I. Tous mes amis vous le diront : ce que l'on décèle en moi au premier regard, ce n'est pas ma cordialité chaleureuse ni ma personnalité charismatique (j'en souffre beaucoup). Pourtant, plusieurs fois par semaine, parfois par jour, c'est moi que les touristes perdus, les provinciaux en visite et d'une manière générale l'humanité dans son ensemble choisissent quand il s'agit d'alpaguer une personne au pif dans la marée humaine parisienne pour lui demander son chemin ou porter un bagage, une poussette, une cagette, que sais-je encore. Ce n'est pourtant pas ma spécialité, j'ai des bras en chocolat et je suis autant perdu dans Gare du Nord que le quidam moyen. Cette sensation, The Norwood Suite la reproduit à merveille, et s'en moque d'ailleurs, prévenant dès le début qu'il ne faudra pas s'offusquer si on nous réclame des services : notre ressemblance avec le personnel de l'hôtel peut prêter à confusion. Ce n'est qu'un prétexte pour nous faire visiter l'hôtel et découvrir ses pitreries.
II. Enfant, je rêvais d'habiter une maison remplie de passages secrets (un espoir qui, je le réalise aujourd'hui, était non seulement tristement banal mais aussi parfaitement inutile : des passages secrets oui, mais pour quoi faire ?) et à défaut de vivre ça pour de vrai, What remains of Edith Finch m'avait permis de m'en approcher.
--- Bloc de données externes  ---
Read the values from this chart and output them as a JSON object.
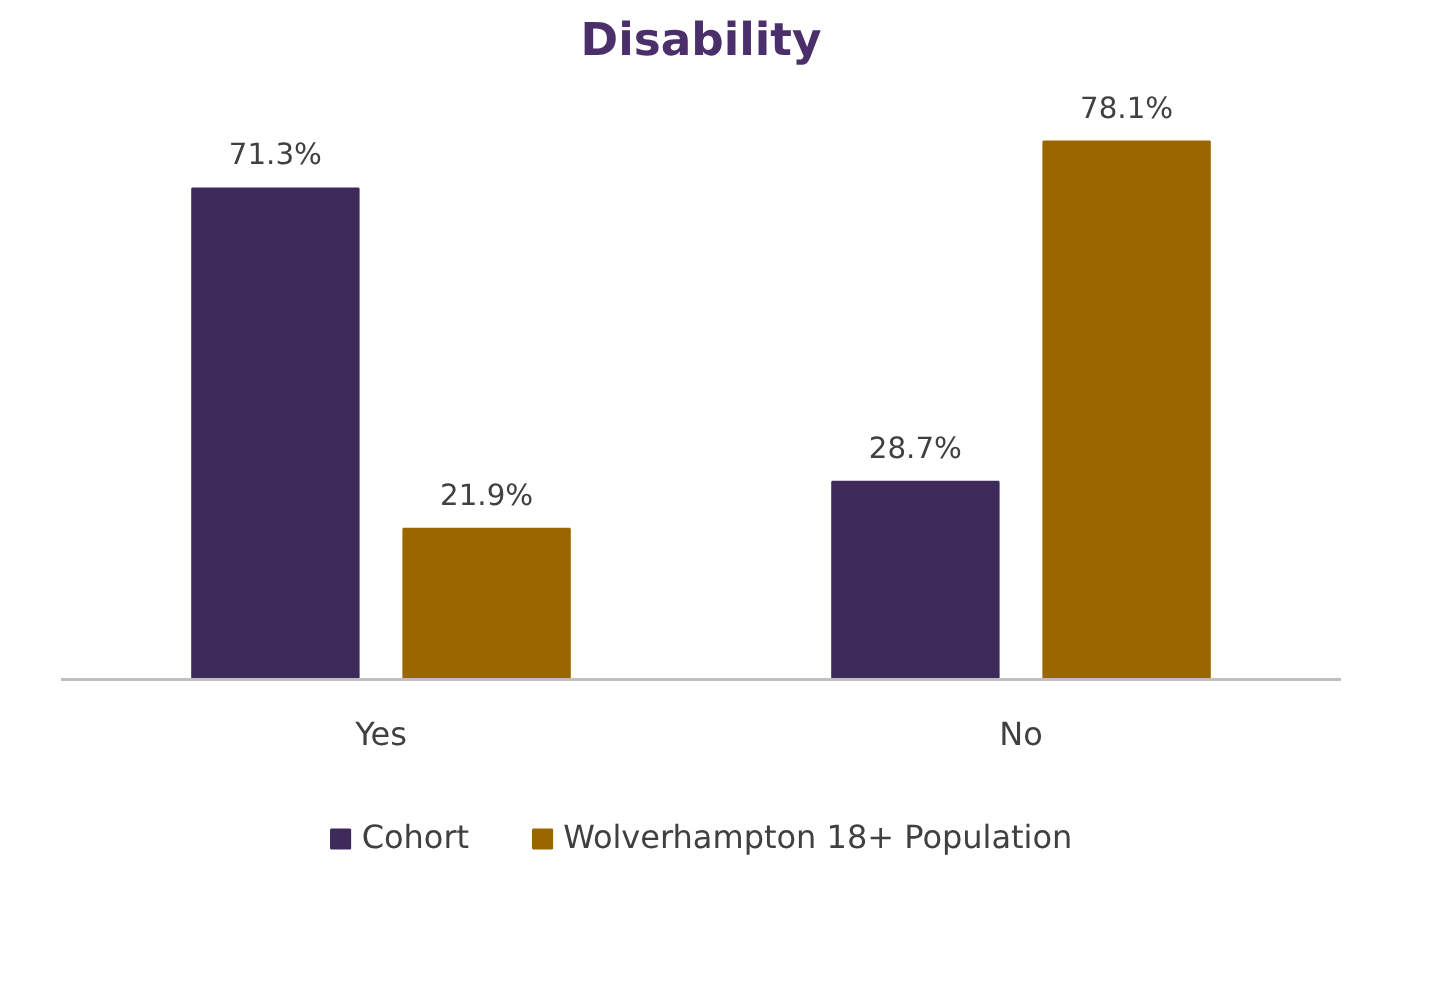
{
  "chart_data": {
    "type": "bar",
    "title": "Disability",
    "categories": [
      "Yes",
      "No"
    ],
    "series": [
      {
        "name": "Cohort",
        "color": "#3f2b5b",
        "values": [
          71.3,
          28.7
        ],
        "value_labels": [
          "71.3%",
          "28.7%"
        ]
      },
      {
        "name": "Wolverhampton 18+ Population",
        "color": "#996600",
        "values": [
          21.9,
          78.1
        ],
        "value_labels": [
          "21.9%",
          "78.1%"
        ]
      }
    ],
    "legend": "bottom"
  }
}
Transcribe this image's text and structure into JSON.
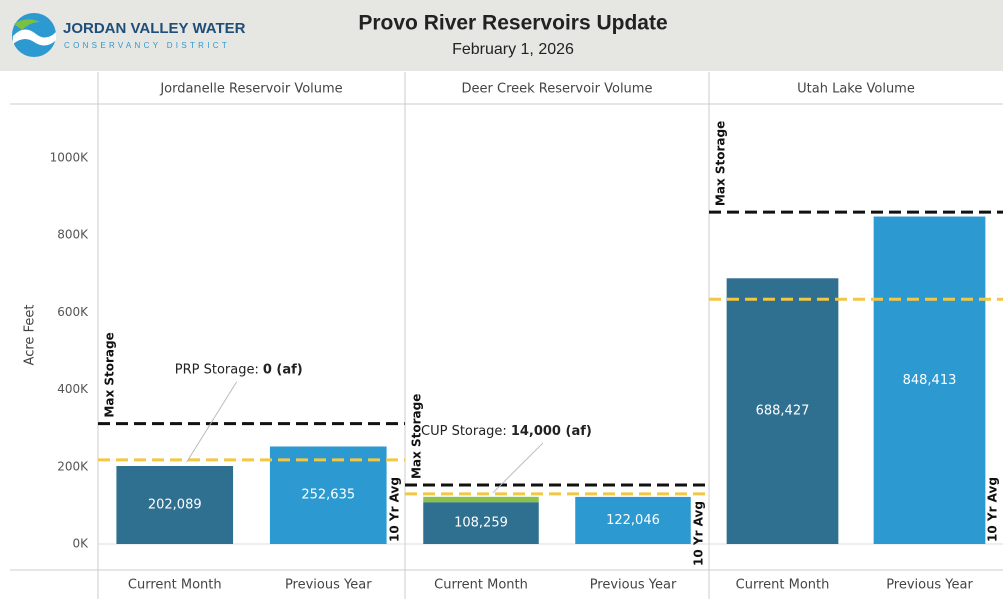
{
  "header": {
    "logo_title": "JORDAN VALLEY WATER",
    "logo_subtitle": "CONSERVANCY DISTRICT",
    "title": "Provo River Reservoirs Update",
    "subtitle": "February 1, 2026"
  },
  "chart_data": [
    {
      "type": "bar",
      "title": "Jordanelle Reservoir Volume",
      "y_label": "Acre Feet",
      "categories": [
        "Current Month",
        "Previous Year"
      ],
      "values": [
        202089,
        252635
      ],
      "value_labels": [
        "202,089",
        "252,635"
      ],
      "colors": [
        "#2f6f8f",
        "#2c9ad0"
      ],
      "ylim": [
        0,
        1140000
      ],
      "yticks": [
        {
          "value": 0,
          "label": "0K"
        },
        {
          "value": 200000,
          "label": "200K"
        },
        {
          "value": 400000,
          "label": "400K"
        },
        {
          "value": 600000,
          "label": "600K"
        },
        {
          "value": 800000,
          "label": "800K"
        },
        {
          "value": 1000000,
          "label": "1000K"
        }
      ],
      "max_storage": {
        "label": "Max Storage",
        "value": 312000
      },
      "average": {
        "label": "10 Yr Avg",
        "value": 218000
      },
      "annotation": {
        "label": "PRP Storage:",
        "value": 0,
        "value_label": "0 (af)",
        "color": "#8bc34a"
      }
    },
    {
      "type": "bar",
      "title": "Deer Creek Reservoir Volume",
      "categories": [
        "Current Month",
        "Previous Year"
      ],
      "values": [
        108259,
        122046
      ],
      "value_labels": [
        "108,259",
        "122,046"
      ],
      "colors": [
        "#2f6f8f",
        "#2c9ad0"
      ],
      "ylim": [
        0,
        1140000
      ],
      "max_storage": {
        "label": "Max Storage",
        "value": 153000
      },
      "average": {
        "label": "10 Yr Avg",
        "value": 130000
      },
      "annotation": {
        "label": "CUP Storage:",
        "value": 14000,
        "value_label": "14,000 (af)",
        "color": "#8bc34a"
      }
    },
    {
      "type": "bar",
      "title": "Utah Lake Volume",
      "categories": [
        "Current Month",
        "Previous Year"
      ],
      "values": [
        688427,
        848413
      ],
      "value_labels": [
        "688,427",
        "848,413"
      ],
      "colors": [
        "#2f6f8f",
        "#2c9ad0"
      ],
      "ylim": [
        0,
        1140000
      ],
      "max_storage": {
        "label": "Max Storage",
        "value": 860000
      },
      "average": {
        "label": "10 Yr Avg",
        "value": 634000
      }
    }
  ]
}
Dans The Norwood Suite, chaque chambre d'hôtel contient une sortie cachée. Je n'ai même pas eu la décence d'essayer de dissimuler mon bonheur.
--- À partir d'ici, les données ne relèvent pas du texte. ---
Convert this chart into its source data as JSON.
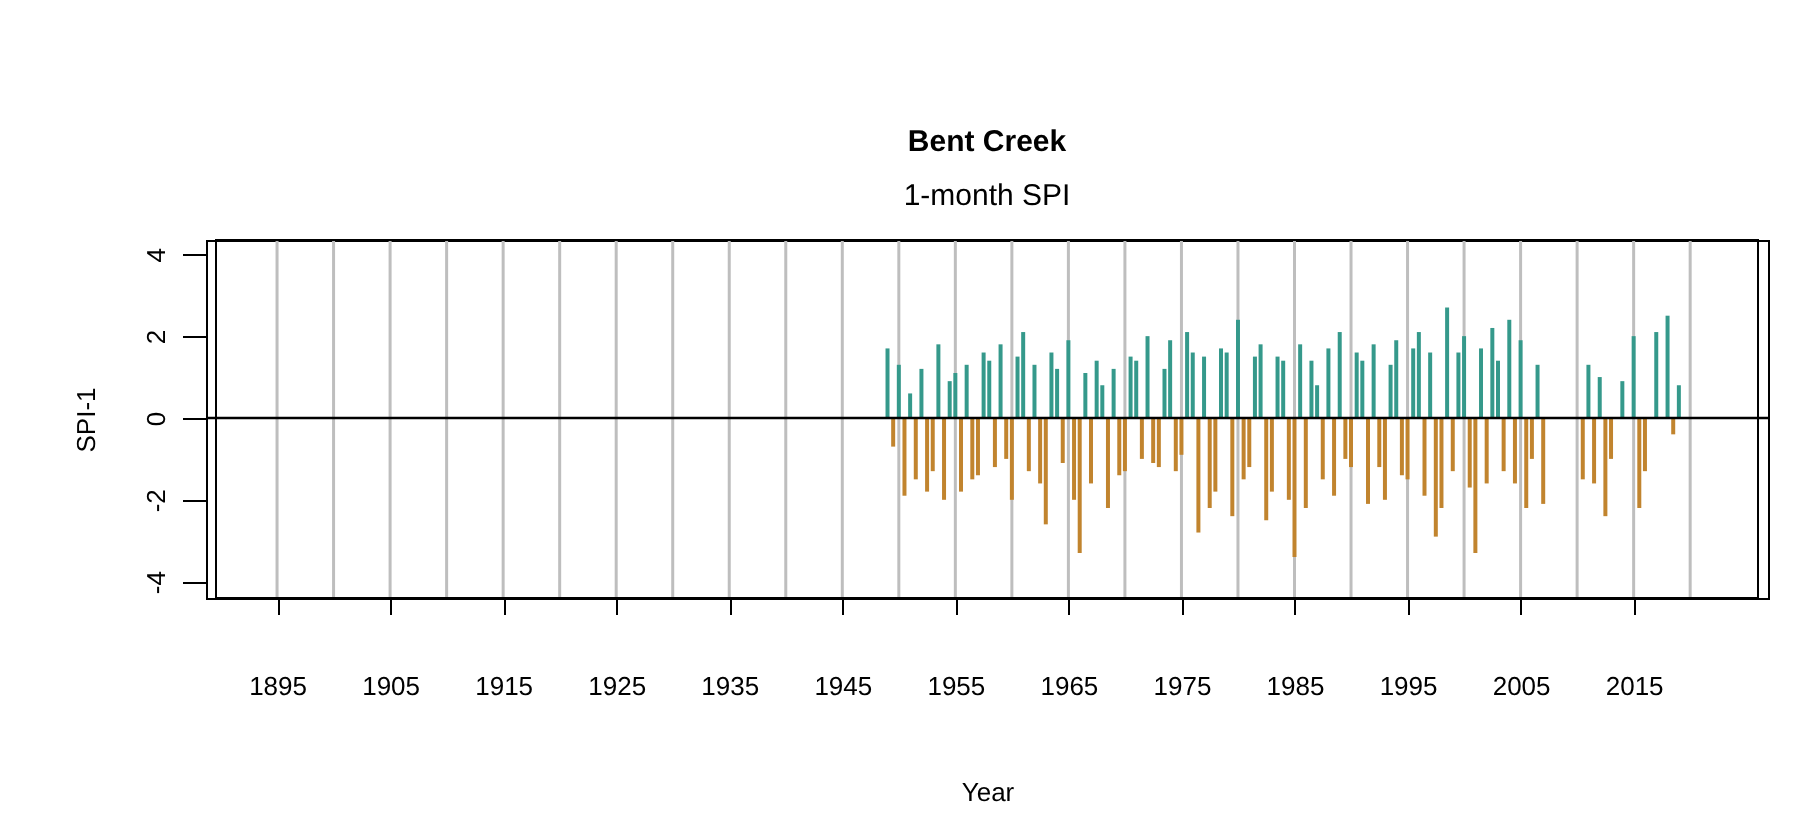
{
  "chart_data": {
    "type": "bar",
    "title": "Bent Creek",
    "subtitle": "1-month SPI",
    "xlabel": "Year",
    "ylabel": "SPI-1",
    "xlim": [
      1889.6,
      2026.0
    ],
    "ylim": [
      -4.4,
      4.35
    ],
    "xticks": [
      1895,
      {
        "value": 1900,
        "label": null
      },
      1905,
      {
        "value": 1910,
        "label": null
      },
      1915,
      {
        "value": 1920,
        "label": null
      },
      1925,
      {
        "value": 1930,
        "label": null
      },
      1935,
      {
        "value": 1940,
        "label": null
      },
      1945,
      {
        "value": 1950,
        "label": null
      },
      1955,
      {
        "value": 1960,
        "label": null
      },
      1965,
      {
        "value": 1970,
        "label": null
      },
      1975,
      {
        "value": 1980,
        "label": null
      },
      1985,
      {
        "value": 1990,
        "label": null
      },
      1995,
      {
        "value": 2000,
        "label": null
      },
      2005,
      {
        "value": 2010,
        "label": null
      },
      2015,
      {
        "value": 2020,
        "label": null
      }
    ],
    "yticks": [
      -4,
      -2,
      0,
      2,
      4
    ],
    "grid": "x",
    "ref_lines": [
      {
        "axis": "y",
        "value": 0,
        "color": "#000000"
      }
    ],
    "series": [
      {
        "color": "#35998b",
        "x": [
          1949.0,
          1950.0,
          1951.0,
          1952.0,
          1953.5,
          1954.5,
          1955.0,
          1956.0,
          1957.5,
          1958.0,
          1959.0,
          1960.5,
          1961.0,
          1962.0,
          1963.5,
          1964.0,
          1965.0,
          1966.5,
          1967.5,
          1968.0,
          1969.0,
          1970.5,
          1971.0,
          1972.0,
          1973.5,
          1974.0,
          1975.5,
          1976.0,
          1977.0,
          1978.5,
          1979.0,
          1980.0,
          1981.5,
          1982.0,
          1983.5,
          1984.0,
          1985.5,
          1986.5,
          1987.0,
          1988.0,
          1989.0,
          1990.5,
          1991.0,
          1992.0,
          1993.5,
          1994.0,
          1995.5,
          1996.0,
          1997.0,
          1998.5,
          1999.5,
          2000.0,
          2001.5,
          2002.5,
          2003.0,
          2004.0,
          2005.0,
          2006.5,
          2011.0,
          2012.0,
          2014.0,
          2015.0,
          2017.0,
          2018.0,
          2019.0
        ],
        "values": [
          1.7,
          1.3,
          0.6,
          1.2,
          1.8,
          0.9,
          1.1,
          1.3,
          1.6,
          1.4,
          1.8,
          1.5,
          2.1,
          1.3,
          1.6,
          1.2,
          1.9,
          1.1,
          1.4,
          0.8,
          1.2,
          1.5,
          1.4,
          2.0,
          1.2,
          1.9,
          2.1,
          1.6,
          1.5,
          1.7,
          1.6,
          2.4,
          1.5,
          1.8,
          1.5,
          1.4,
          1.8,
          1.4,
          0.8,
          1.7,
          2.1,
          1.6,
          1.4,
          1.8,
          1.3,
          1.9,
          1.7,
          2.1,
          1.6,
          2.7,
          1.6,
          2.0,
          1.7,
          2.2,
          1.4,
          2.4,
          1.9,
          1.3,
          1.3,
          1.0,
          0.9,
          2.0,
          2.1,
          2.5,
          0.8
        ]
      },
      {
        "color": "#c1842e",
        "x": [
          1949.5,
          1950.5,
          1951.5,
          1952.5,
          1953.0,
          1954.0,
          1955.5,
          1956.5,
          1957.0,
          1958.5,
          1959.5,
          1960.0,
          1961.5,
          1962.5,
          1963.0,
          1964.5,
          1965.5,
          1966.0,
          1967.0,
          1968.5,
          1969.5,
          1970.0,
          1971.5,
          1972.5,
          1973.0,
          1974.5,
          1975.0,
          1976.5,
          1977.5,
          1978.0,
          1979.5,
          1980.5,
          1981.0,
          1982.5,
          1983.0,
          1984.5,
          1985.0,
          1986.0,
          1987.5,
          1988.5,
          1989.5,
          1990.0,
          1991.5,
          1992.5,
          1993.0,
          1994.5,
          1995.0,
          1996.5,
          1997.5,
          1998.0,
          1999.0,
          2000.5,
          2001.0,
          2002.0,
          2003.5,
          2004.5,
          2005.5,
          2006.0,
          2007.0,
          2010.5,
          2011.5,
          2012.5,
          2013.0,
          2015.5,
          2016.0,
          2018.5
        ],
        "values": [
          -0.7,
          -1.9,
          -1.5,
          -1.8,
          -1.3,
          -2.0,
          -1.8,
          -1.5,
          -1.4,
          -1.2,
          -1.0,
          -2.0,
          -1.3,
          -1.6,
          -2.6,
          -1.1,
          -2.0,
          -3.3,
          -1.6,
          -2.2,
          -1.4,
          -1.3,
          -1.0,
          -1.1,
          -1.2,
          -1.3,
          -0.9,
          -2.8,
          -2.2,
          -1.8,
          -2.4,
          -1.5,
          -1.2,
          -2.5,
          -1.8,
          -2.0,
          -3.4,
          -2.2,
          -1.5,
          -1.9,
          -1.0,
          -1.2,
          -2.1,
          -1.2,
          -2.0,
          -1.4,
          -1.5,
          -1.9,
          -2.9,
          -2.2,
          -1.3,
          -1.7,
          -3.3,
          -1.6,
          -1.3,
          -1.6,
          -2.2,
          -1.0,
          -2.1,
          -1.5,
          -1.6,
          -2.4,
          -1.0,
          -2.2,
          -1.3,
          -0.4
        ]
      }
    ]
  }
}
III. The Norwood Suite fait partie de ces jeux à pirouette scénaristique (un terme acrobatique que je préfère au twist, qui n'a pour lui que son côté dansant) sortie d'à peu près nulle part, qui semble ici superflue. Il faut l'accepter (la pirouette, alouette) non pas pour ce qu'elle apporte à l'histoire, mais pour le degré d'absurde qu'elle rajoute à l'ensemble, comme une sorte de feu d'artifice final.
IV. Tout tourne autour de la musique : le fondateur de l'hôtel, un vieux compositeur, a disparu il y a bien longtemps, un DJ joue sur place, une prof de musique passe des disques, des musiciens attendent dans le hall… Paradoxalement, on retient peu les mélodies, mais plutôt les discussions farfelues et le bâtiment incroyable, à l'architecture folle tout en restant crédible et à la décoration aussi fantastique que ridicule. Des portraits partout, des écarts d'échelle dans tous les sens (des têtes géantes vous accueillent sur la route…), une moquette à coller la migraine, un choix de tapisseries et de tableaux des plus curieux, etc.
V. Le hasard, parfois : je lis en parallèle un polar, Hôtel du grand cerf, sur un hôtel (fatalement) paumé où l'on tente aussi d'élucider un mystère vieux de plusieurs décennies. C'est beaucoup moins épatant. Jouez plutôt à The Norwood Suite : en deux petites heures, ça vous transporte loin, très loin.
VI. Je ne sais pas encore si on en revient.